Lección de El amor al prójimo

Un cristiano no puede decir que ama a Dios si no ama a su prójimo. Como advierte San Juan, «si alguno dice que ama a Dios y odia a su hermano es un embustero, porque el que no ama a su hermano a quien ve, ¿cómo puede amar a Dios a quien no ve? (1 Juan 4,20). Las razones en que se funda la fraternidad cristiana son claras: todos somos hijos del mismo Padre celestial y, en consecuencia, hermanos; hemos sido redimidos con la sangre de Jesucristo y estamos destinados al cielo. Cristo mismo se identifica con el prójimo para urgirnos al amor: «Cuantas veces hicisteis eso a uno de estos mis hermanos menores, a mí me lo hicisteis» (Mateo 25,40).

    Por eso hemos de querer a los demás por amor a Dios. La pura simpatía, la admiración o el altruismo, no son la caridad que Cristo nos pide.

El mandamiento de Cristo abarca a todos

   El Señor nos dejó en testamento el amor: «Un nuevo mandamiento os doy: que os améis unos a otros, como Yo os he amado. En esto conocerán todos que sois mis discípulos» (Juan 13,34-35). Nos dio ejemplo con su vida, y nos enseñó a querer a los demás siendo amables en la convivencia, comprendiendo, disculpando y perdonando.

La caridad con el prójimo presupone respetar sus derechos de justicia, pero exige también practicar las obras de misericordia ayudándole en sus necesidades espirituales y materiales. Y no podemos excluir a nadie, ni siquiera a los enemigos: «Amad a vuestros enemigos -dice el Señor-, haced bien a los que os odian; bendecid a los que os maldicen y rogad por los que os calumnian» (Lucas 6,27-28).

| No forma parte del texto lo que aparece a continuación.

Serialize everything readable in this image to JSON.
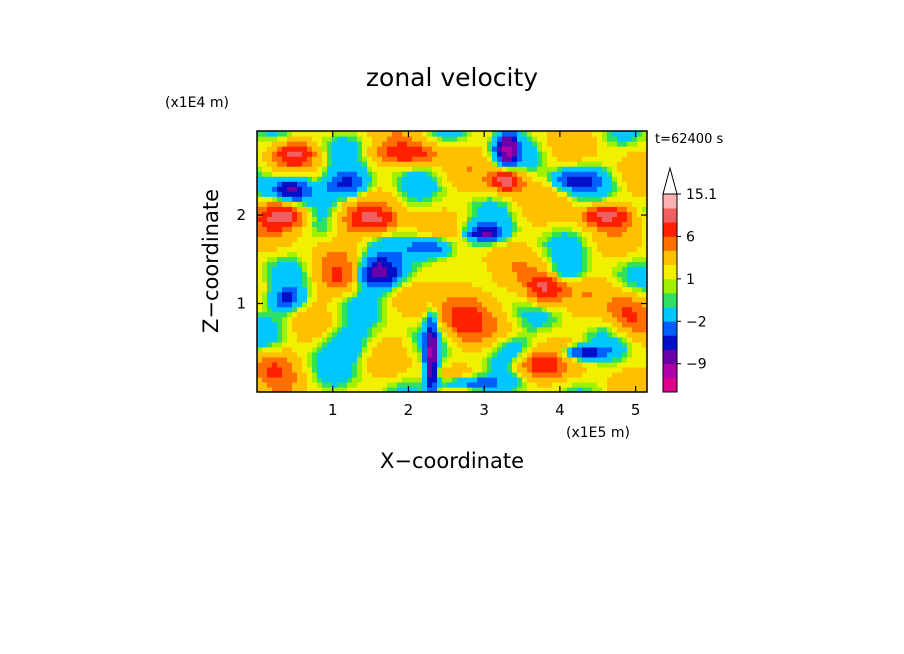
{
  "chart_data": {
    "type": "heatmap",
    "title": "zonal velocity",
    "xlabel": "X−coordinate",
    "ylabel": "Z−coordinate",
    "x_unit": "(x1E5 m)",
    "y_unit": "(x1E4 m)",
    "time_label": "t=62400 s",
    "xlim": [
      0,
      5.15
    ],
    "ylim": [
      0,
      2.95
    ],
    "x_ticks": [
      {
        "value": 1,
        "label": "1"
      },
      {
        "value": 2,
        "label": "2"
      },
      {
        "value": 3,
        "label": "3"
      },
      {
        "value": 4,
        "label": "4"
      },
      {
        "value": 5,
        "label": "5"
      }
    ],
    "y_ticks": [
      {
        "value": 1,
        "label": "1"
      },
      {
        "value": 2,
        "label": "2"
      }
    ],
    "colorbar": {
      "levels": [
        -15,
        -12,
        -9,
        -6,
        -4,
        -2,
        0,
        0.5,
        1,
        2,
        4,
        6,
        9,
        12,
        15.1
      ],
      "labels": [
        {
          "value": 15.1,
          "label": "15.1"
        },
        {
          "value": 6,
          "label": "6"
        },
        {
          "value": 1,
          "label": "1"
        },
        {
          "value": -2,
          "label": "−2"
        },
        {
          "value": -9,
          "label": "−9"
        }
      ],
      "colors": [
        "#e0008e",
        "#b000a8",
        "#6a00a8",
        "#0010c8",
        "#0060ff",
        "#00c8ff",
        "#30e060",
        "#a0f000",
        "#f0f000",
        "#ffc000",
        "#ff7000",
        "#ff2000",
        "#f06060",
        "#ffb0b0"
      ]
    },
    "field_regions": [
      {
        "x": 0.45,
        "z": 2.3,
        "v": -9,
        "sx": 0.25,
        "sz": 0.15
      },
      {
        "x": 1.2,
        "z": 2.35,
        "v": -7,
        "sx": 0.3,
        "sz": 0.15
      },
      {
        "x": 1.6,
        "z": 1.35,
        "v": -9,
        "sx": 0.3,
        "sz": 0.18
      },
      {
        "x": 2.3,
        "z": 1.65,
        "v": -6,
        "sx": 0.3,
        "sz": 0.12
      },
      {
        "x": 3.3,
        "z": 2.75,
        "v": -10,
        "sx": 0.15,
        "sz": 0.2
      },
      {
        "x": 3.0,
        "z": 1.8,
        "v": -7,
        "sx": 0.25,
        "sz": 0.1
      },
      {
        "x": 4.2,
        "z": 2.4,
        "v": -6,
        "sx": 0.3,
        "sz": 0.12
      },
      {
        "x": 4.0,
        "z": 1.35,
        "v": -4,
        "sx": 0.3,
        "sz": 0.12
      },
      {
        "x": 4.3,
        "z": 0.45,
        "v": -7,
        "sx": 0.3,
        "sz": 0.08
      },
      {
        "x": 2.3,
        "z": 0.4,
        "v": -10,
        "sx": 0.08,
        "sz": 0.45
      },
      {
        "x": 2.8,
        "z": 0.1,
        "v": -6,
        "sx": 0.4,
        "sz": 0.08
      },
      {
        "x": 0.4,
        "z": 1.05,
        "v": -5,
        "sx": 0.2,
        "sz": 0.12
      },
      {
        "x": 1.2,
        "z": 0.55,
        "v": -3,
        "sx": 0.4,
        "sz": 0.2
      },
      {
        "x": 0.3,
        "z": 0.9,
        "v": -1,
        "sx": 0.4,
        "sz": 0.3
      },
      {
        "x": 3.4,
        "z": 0.5,
        "v": -2,
        "sx": 0.3,
        "sz": 0.15
      },
      {
        "x": 2.05,
        "z": 1.3,
        "v": -1,
        "sx": 0.3,
        "sz": 0.2
      },
      {
        "x": 0.35,
        "z": 2.0,
        "v": 9,
        "sx": 0.3,
        "sz": 0.15
      },
      {
        "x": 0.5,
        "z": 2.7,
        "v": 7,
        "sx": 0.25,
        "sz": 0.12
      },
      {
        "x": 2.0,
        "z": 2.7,
        "v": 6,
        "sx": 0.4,
        "sz": 0.12
      },
      {
        "x": 1.5,
        "z": 1.95,
        "v": 8,
        "sx": 0.35,
        "sz": 0.15
      },
      {
        "x": 3.3,
        "z": 2.4,
        "v": 10,
        "sx": 0.2,
        "sz": 0.12
      },
      {
        "x": 4.6,
        "z": 2.0,
        "v": 8,
        "sx": 0.3,
        "sz": 0.12
      },
      {
        "x": 3.8,
        "z": 1.2,
        "v": 9,
        "sx": 0.25,
        "sz": 0.2
      },
      {
        "x": 3.7,
        "z": 0.3,
        "v": 6,
        "sx": 0.3,
        "sz": 0.15
      },
      {
        "x": 2.7,
        "z": 0.8,
        "v": 5,
        "sx": 0.3,
        "sz": 0.25
      },
      {
        "x": 1.1,
        "z": 1.3,
        "v": 4,
        "sx": 0.3,
        "sz": 0.2
      },
      {
        "x": 0.2,
        "z": 0.3,
        "v": 4,
        "sx": 0.3,
        "sz": 0.2
      },
      {
        "x": 4.9,
        "z": 0.9,
        "v": 5,
        "sx": 0.25,
        "sz": 0.25
      },
      {
        "x": 2.7,
        "z": 1.2,
        "v": 3,
        "sx": 0.3,
        "sz": 0.3
      }
    ]
  }
}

   Las obras de misericordia

   Para enseñar de manera gráfica cómo vivir la caridad, Jesucristo propuso la parábola del buen samaritano (Lucas 10,30-37). En realidad Él es el buen samaritano, que curó nuestras heridas con su infinito amor misericordioso. Cuando practicamos las obras de misericordia -las siete corporales y las siete espirituales- nos vamos pareciendo a su Corazón, del que aprendemos a dar de comer al hambriento, enseñar al que no sabe, a dar buen consejo, a corregir, a perdonar, a consolar, a sufrir con paciencia, a rogar a Dios por todos, etc.

Caridad ordenada

   La caridad exige amar primero a Dios y, después, a los demás. Existe una jerarquía en el amor a Dios y al prójimo, como existe un orden en el amor a los hombres. Dentro del amor al prójimo tenemos obligación de querer más a los que están cerca de nosotros: padres, hermanos, sacerdote, profesores, amigos; vienen luego los necesitados de ayuda espiritual y de ayuda material. En el amor a nosotros mismos, está antes la necesidad espiritual nuestra que la necesidad material del prójimo.